The purpose of this essay is to use a systematic approach and write a holistic and analytical account concerning one aspect of care in a chosen individual who has complex needs. Before choosing a client it is important to understand what complex needs are. There is no commonly agreed definition, however both of the definitions below illustrate clearly what complex needs are. Stalker, et al (2003:1) suggest complex needs include “those with acute and chronic medical conditions, multiple and profound impairment and learning disabilities.
” Another definition provided by Tait and Genders (2002: xi) suggests that, “People with by virtue of their disability and additional physical, emotional or behaviour problems require a co-ordinated approach that meets their everyday needs. ” Therefore, with these definitions in mind I have chosen to focus upon the challenging behaviour(s) of a forty-five year old man who has a moderate learning difficulty and Down’s syndrome.
With due consideration of protecting the individual’s identity in accordance with the NMC ‘Code of Professional Conduct’ (2002) the name ‘Henry’ will be applied throughout this essay. Henry lives in a six bedded private home for adults with moderate learning disabilities. Previous to this Henry lived at home with his parents until his father died three years ago. After this Henry received counselling through his community nurse in order to help him go through the bereavement process.
No signs of grief have been identified since the counselling sessions finished two years ago. The manager of the home contacted Henry’s community nurse as she was unsure of the causes of Henry’s behaviour and how staff could manage it. Before considering the behaviour(s) Henry is displaying, it is useful to consider the importance of forming a therapeutic relationship in order to help Henry. A therapeutic relationship between a nurse and client compromises of intimacy, partnership, reciprocity, trust and respect.
The most important skill in this relationship is communication and this requires the nurse to overcome any barriers, which may stand in the way. Without it, it is virtually impossible to form a relationship with another person and gain the information required (Turnbull, 2004). Therefore, the initial interviews and one-to-one sessions for assessment purposes were carried out a few weeks after meeting Henry in order to develop a therapeutic relationship, such as the one that had developed with his Community Nurse. In order to identify his needs permission was sought from Henry.
Henry said he understood what we would be doing and said he had no problem with us talking to him and others involved in his care. The initial assessment using an unpublished assessment tool was then carried out by his Community Nurse (See appendix one). This assessment showed several behaviours that Henry was displaying on a daily basis such as hoarding, aggression, and self-exclusion. Huxley, et al, (2005) found that people with learning disabilities often present with a variety of behaviours considered to be challenging and rarely display one type of behaviour in isolation.

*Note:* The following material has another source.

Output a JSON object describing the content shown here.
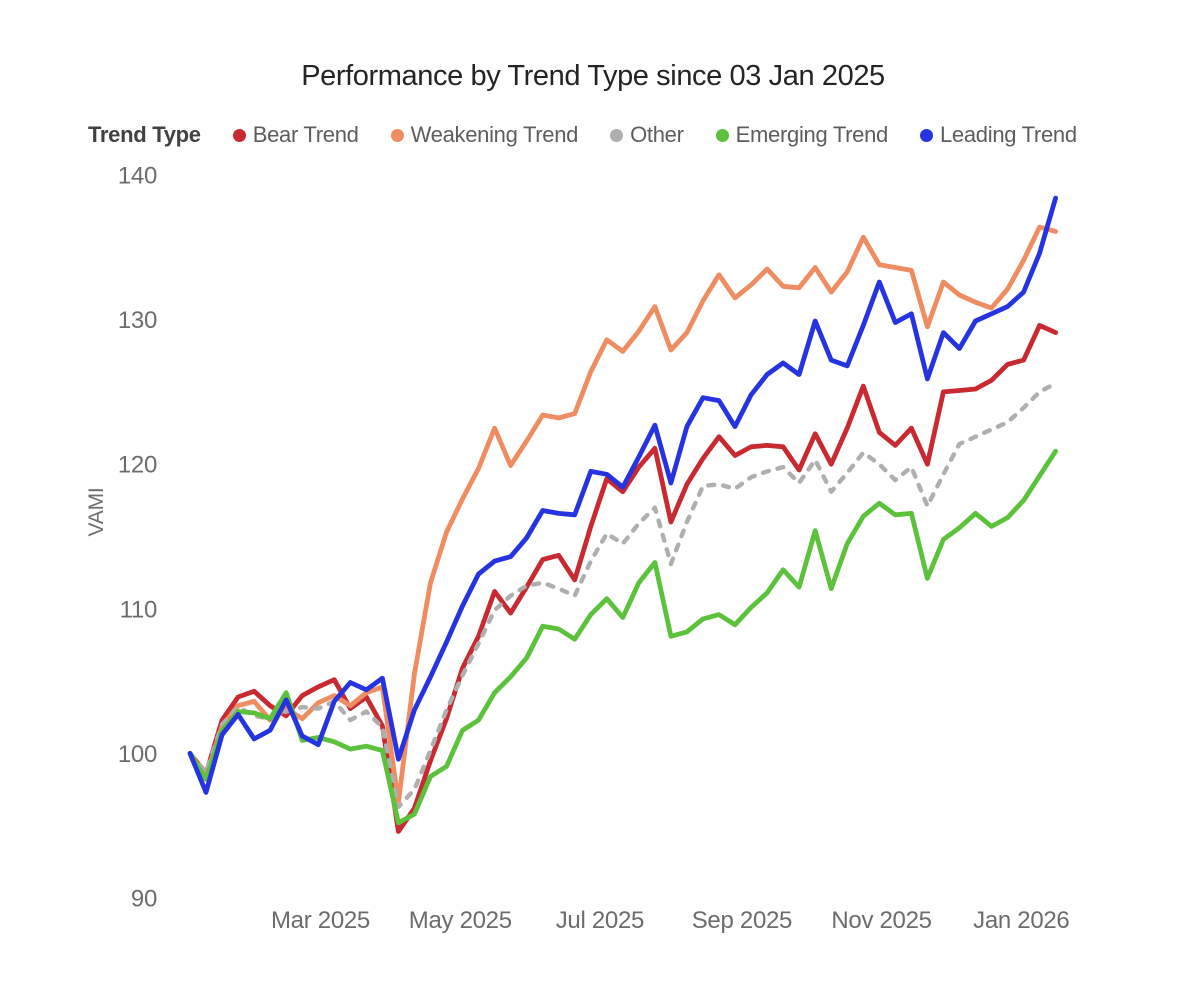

Emerson (2001:1) identified challenging behaviour as “Culturally abnormal behaviour(s) of such intensity, frequency or duration that the physical safety of the person or others is likely to be put in jeopardy, or behaviour which is likely to limit the use of, or result in the person being denied access to ordinary community facilities. ” Furthermore, McGill (2001:1) suggests that some challenging behaviour are “behaviours which do not have serious consequences but are disruptive, stressful or upsetting and has an impact on the person’s or other people’s quality of life,” such as the behaviours identified by Henry’s carers.
Before using further assessment tools it was suggested by the community nurse that Henry received a health check to eliminate any possible contributions to his behaviour. This was supported by Cohen, et al, (2002) who suggests that when evaluating behavioural concerns in Down’s syndrome, it is important to determine whether there are acute or chronic health problems impacting on the behaviour. Also when evaluating compliance issues, it is important that speech and language ability, hearing, vision and general cognitive development are assessed.
If health issues are not picked up such as a hearing loss then the interventions put in place to help Henry may not be successful as he wouldn’t understand staff are saying to him. The G. P. found no health concerns that could be impacting Henry’s behaviour and so mental health issues also were considered. This was because Henry was now in his stage of life where Alzheimer’s has been found to be more common in people with Down’s syndrome than the general population (Davidson, et al, 2003 & Bouras, et al, 2000:44).
Behaviours such as losing his temper and obsessional behaviour may be indicators of the onset of this condition (McKenzie, et al, 2002 & Huxley, et al 2005). However, following an assessment from the consultant it was found that we could dismiss this as an explanation for Henry’s behaviours as the consultant found that these behaviours were not related to Alzheimer’s. A major concern was that the hoarding Henry was carrying out showed strong traits, which were comparable with obsessive-compulsive disorder (O. C. D). O. C. D behaviours are often reported in adults with Down’s syndrome (Cohen, et al, 2002).